Sébastien Gerchinovitz : les mathématiques au service de l’apprentissage automatique… et des systèmes critiques
⏱ 3 minD’abord Maître de conférences en mathématiques, Sébastien Gerchinovitz a évolué récemment vers un poste de chercheur à l’IRT Saint Exupéry de Toulouse pour se consacrer à sa passion : la recherche sur les statistiques et la théorie du machine learning.

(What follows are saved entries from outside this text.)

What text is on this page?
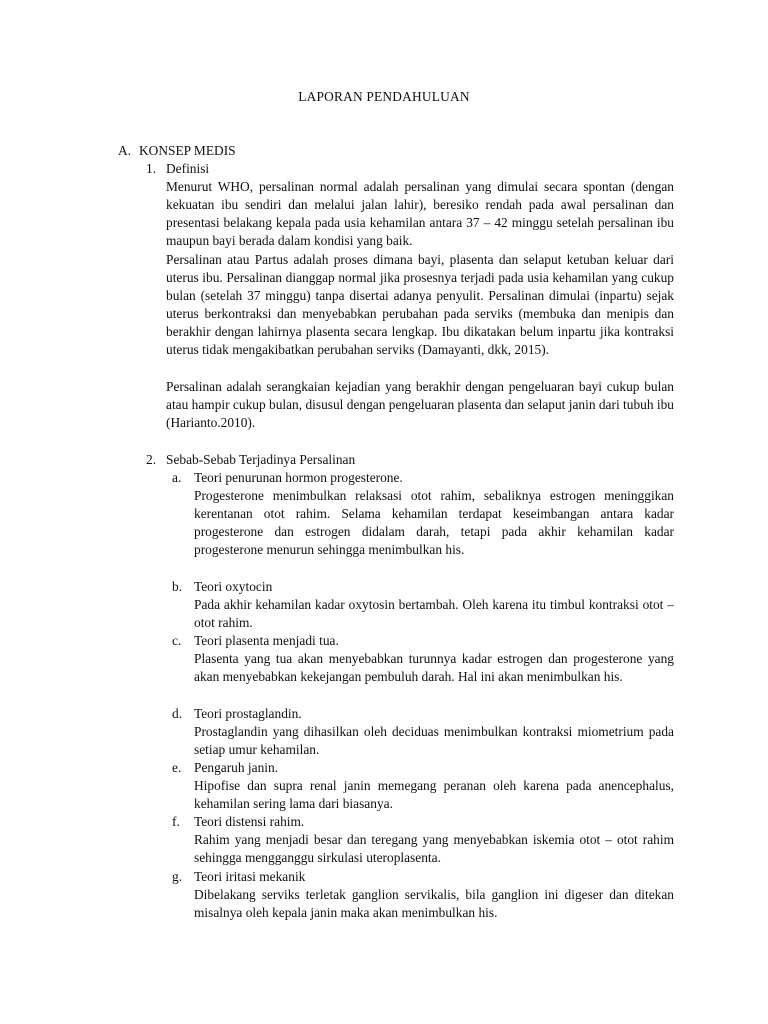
LAPORAN PENDAHULUAN
A. KONSEP MEDIS
1. Definisi
Menurut WHO, persalinan normal adalah persalinan yang dimulai secara spontan (dengan kekuatan ibu sendiri dan melalui jalan lahir), beresiko rendah pada awal persalinan dan presentasi belakang kepala pada usia kehamilan antara 37 – 42 minggu setelah persalinan ibu maupun bayi berada dalam kondisi yang baik.
Persalinan atau Partus adalah proses dimana bayi, plasenta dan selaput ketuban keluar dari uterus ibu. Persalinan dianggap normal jika prosesnya terjadi pada usia kehamilan yang cukup bulan (setelah 37 minggu) tanpa disertai adanya penyulit. Persalinan dimulai (inpartu) sejak uterus berkontraksi dan menyebabkan perubahan pada serviks (membuka dan menipis dan berakhir dengan lahirnya plasenta secara lengkap. Ibu dikatakan belum inpartu jika kontraksi uterus tidak mengakibatkan perubahan serviks (Damayanti, dkk, 2015).
Persalinan adalah serangkaian kejadian yang berakhir dengan pengeluaran bayi cukup bulan atau hampir cukup bulan, disusul dengan pengeluaran plasenta dan selaput janin dari tubuh ibu (Harianto.2010).
2. Sebab-Sebab Terjadinya Persalinan
a. Teori penurunan hormon progesterone.
Progesterone menimbulkan relaksasi otot rahim, sebaliknya estrogen meninggikan kerentanan otot rahim. Selama kehamilan terdapat keseimbangan antara kadar progesterone dan estrogen didalam darah, tetapi pada akhir kehamilan kadar progesterone menurun sehingga menimbulkan his.
b. Teori oxytocin
Pada akhir kehamilan kadar oxytosin bertambah. Oleh karena itu timbul kontraksi otot – otot rahim.
c. Teori plasenta menjadi tua.
Plasenta yang tua akan menyebabkan turunnya kadar estrogen dan progesterone yang akan menyebabkan kekejangan pembuluh darah. Hal ini akan menimbulkan his.
d. Teori prostaglandin.
Prostaglandin yang dihasilkan oleh deciduas menimbulkan kontraksi miometrium pada setiap umur kehamilan.
e. Pengaruh janin.
Hipofise dan supra renal janin memegang peranan oleh karena pada anencephalus, kehamilan sering lama dari biasanya.
f. Teori distensi rahim.
Rahim yang menjadi besar dan teregang yang menyebabkan iskemia otot – otot rahim sehingga mengganggu sirkulasi uteroplasenta.
g. Teori iritasi mekanik
Dibelakang serviks terletak ganglion servikalis, bila ganglion ini digeser dan ditekan misalnya oleh kepala janin maka akan menimbulkan his.
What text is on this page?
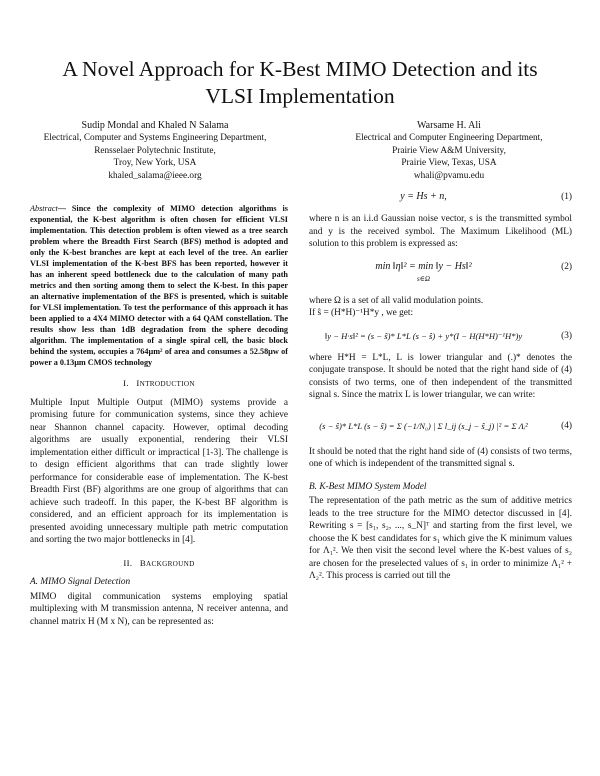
A Novel Approach for K-Best MIMO Detection and its
VLSI Implementation
Sudip Mondal and Khaled N Salama
Electrical, Computer and Systems Engineering Department,
Rensselaer Polytechnic Institute,
Troy, New York, USA
khaled_salama@ieee.org
Warsame H. Ali
Electrical and Computer Engineering Department,
Prairie View A&M University,
Prairie View, Texas, USA
whali@pvamu.edu

Abstract— Since the complexity of MIMO detection algorithms is exponential, the K-best algorithm is often chosen for efficient VLSI implementation. This detection problem is often viewed as a tree search problem where the Breadth First Search (BFS) method is adopted and only the K-best branches are kept at each level of the tree. An earlier VLSI implementation of the K-best BFS has been reported, however it has an inherent speed bottleneck due to the calculation of many path metrics and then sorting among them to select the K-best. In this paper an alternative implementation of the BFS is presented, which is suitable for VLSI implementation. To test the performance of this approach it has been applied to a 4X4 MIMO detector with a 64 QAM constellation. The results show less than 1dB degradation from the sphere decoding algorithm. The implementation of a single spiral cell, the basic block behind the system, occupies a 764µm² of area and consumes a 52.58µw of power a 0.13µm CMOS technology

I. INTRODUCTION

Multiple Input Multiple Output (MIMO) systems provide a promising future for communication systems, since they achieve near Shannon channel capacity. However, optimal decoding algorithms are usually exponential, rendering their VLSI implementation either difficult or impractical [1-3]. The challenge is to design efficient algorithms that can trade slightly lower performance for considerable ease of implementation. The K-best Breadth First (BF) algorithms are one group of algorithms that can achieve such tradeoff. In this paper, the K-best BF algorithm is considered, and an efficient approach for its implementation is presented avoiding unnecessary multiple path metric computation and sorting the two major bottlenecks in [4].

II. BACKGROUND
A. MIMO Signal Detection

MIMO digital communication systems employing spatial multiplexing with M transmission antenna, N receiver antenna, and channel matrix H (M x N), can be represented as:

y = Hs + n,	(1)

where n is an i.i.d Gaussian noise vector, s is the transmitted symbol and y is the received symbol. The Maximum Likelihood (ML) solution to this problem is expressed as:

min ‖η‖² = min ‖y − Hs‖²
s∈Ω
(2)

where Ω is a set of all valid modulation points.

If ŝ = (H*H)⁻¹H*y , we get:

‖y − H·s‖² = (s − ŝ)* L*L (s − ŝ) + y*(I − H(H*H)⁻¹H*)y	(3)

where H*H = L*L, L is lower triangular and (.)* denotes the conjugate transpose. It should be noted that the right hand side of (4) consists of two terms, one of then independent of the transmitted signal s. Since the matrix L is lower triangular, we can write:

(s − ŝ)* L*L (s − ŝ) = Σ (−1/N₀) | Σ l_ij (s_j − ŝ_j) |² = Σ Λᵢ²	(4)

It should be noted that the right hand side of (4) consists of two terms, one of which is independent of the transmitted signal s.

B. K-Best MIMO System Model

The representation of the path metric as the sum of additive metrics leads to the tree structure for the MIMO detector discussed in [4]. Rewriting s = [s₁, s₂, ..., s_N]ᵀ and starting from the first level, we choose the K best candidates for s₁ which give the K minimum values for Λ₁². We then visit the second level where the K-best values of s₂ are chosen for the preselected values of s₁ in order to minimize Λ₁² + Λ₂². This process is carried out till the
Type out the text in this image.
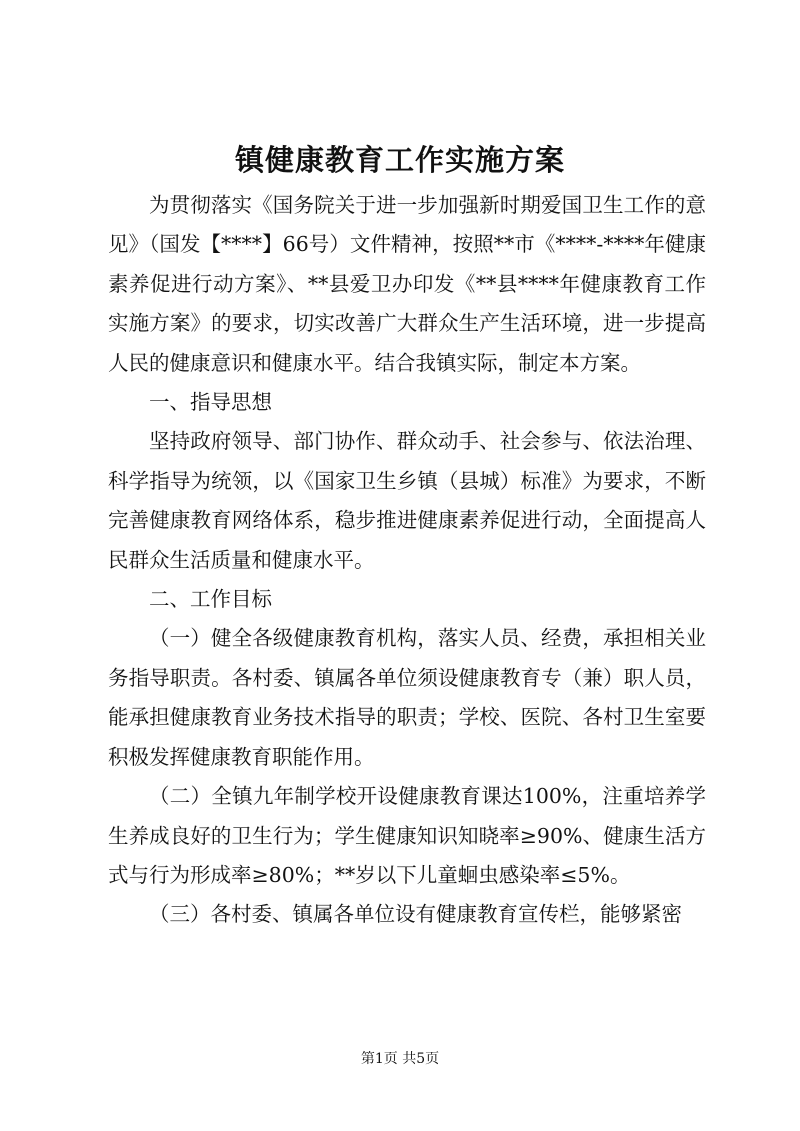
镇健康教育工作实施方案

为贯彻落实《国务院关于进一步加强新时期爱国卫生工作的意见》（国发【****】66号）文件精神，按照**市《****-****年健康素养促进行动方案》、**县爱卫办印发《**县****年健康教育工作实施方案》的要求，切实改善广大群众生产生活环境，进一步提高人民的健康意识和健康水平。结合我镇实际，制定本方案。

一、指导思想

坚持政府领导、部门协作、群众动手、社会参与、依法治理、科学指导为统领，以《国家卫生乡镇（县城）标准》为要求，不断完善健康教育网络体系，稳步推进健康素养促进行动，全面提高人民群众生活质量和健康水平。

二、工作目标

（一）健全各级健康教育机构，落实人员、经费，承担相关业务指导职责。各村委、镇属各单位须设健康教育专（兼）职人员，能承担健康教育业务技术指导的职责；学校、医院、各村卫生室要积极发挥健康教育职能作用。

（二）全镇九年制学校开设健康教育课达100%，注重培养学生养成良好的卫生行为；学生健康知识知晓率≥90%、健康生活方式与行为形成率≥80%；**岁以下儿童蛔虫感染率≤5%。

（三）各村委、镇属各单位设有健康教育宣传栏，能够紧密

第1页 共5页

A 37 ans, Sébastien Gerchinovitz est aujourd’hui un chercheur toulousain à multiples casquettes : il travaille à l’IRT Saint Exupéry, est chercheur associé à l’Institut de Mathématiques de Toulouse et membre de la chaire « théorie des jeux et intelligence artificielle » au sein de l’Institut d’intelligence artificielle et naturelle de Toulouse (ANITI). Totalement épanoui dans ses fonctions, il consacre désormais 100 % de son temps à ses projets de recherche en machine learning (apprentissage automatique), notamment en online learning (apprentissage séquentiel) et depuis peu, en deep learning (apprentissage profond). Mais cela n’a pas toujours été le cas…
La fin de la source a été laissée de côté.